Ints and floats are pretty different beasts in Java. Ints are encoded as two's complement, which has a single 0 value. Floats use IEEE 754 (the 32-bit variant for floats, and 64-bit for doubles). IEEE 754 is somewhat complex, but for purpose of this answer, you just need to know that it has three sections, the first of which is a sign bit. That means for any float, there's a positive and negative variant¹. That includes 0, so floats actually have two "zero" values, +0 and -0.
As an aside, the two's complement that ints use is not the only way to encode integers in computer science. There are other methods, like ones' complement, but they have quirks — like having both a +0 and -0 as distinct values. ;-)
When you compare float primitives (and doubles), Java treats +0 and -0 as equal. But when you box them, Java treats them separately, as described in Float#equals
. This lets the equals method be consistent with their hashCode
implementation (as well as compareTo
), which just uses the bits of the float (including that signed value) and shoves them as-is into an int.

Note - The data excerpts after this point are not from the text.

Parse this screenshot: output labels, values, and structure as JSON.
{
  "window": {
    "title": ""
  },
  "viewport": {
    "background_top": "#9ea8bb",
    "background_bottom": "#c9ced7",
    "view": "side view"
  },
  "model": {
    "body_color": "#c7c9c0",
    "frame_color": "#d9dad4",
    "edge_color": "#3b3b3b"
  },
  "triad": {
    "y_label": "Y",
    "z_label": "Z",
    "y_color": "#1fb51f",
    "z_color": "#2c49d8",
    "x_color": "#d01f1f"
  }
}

They could have picked some other option for equals/hashCode/compareTo, but they didn't. I'm not sure what the design considerations there were. But in at least one regard, Float#equals
was always going to diverge from the float primitive's ==
: In primitives, NaN != NaN
, but for all objects, o.equals(o)
must also be true. That means that if you had Float f = Float.NaN
, then f.equals(f)
even though f.floatValue() != f.floatValue()
.
¹ NaN (not-a-number) values have a sign bit, but it doesn't have any meaning other than for ordering, and Java ignores it (even for ordering).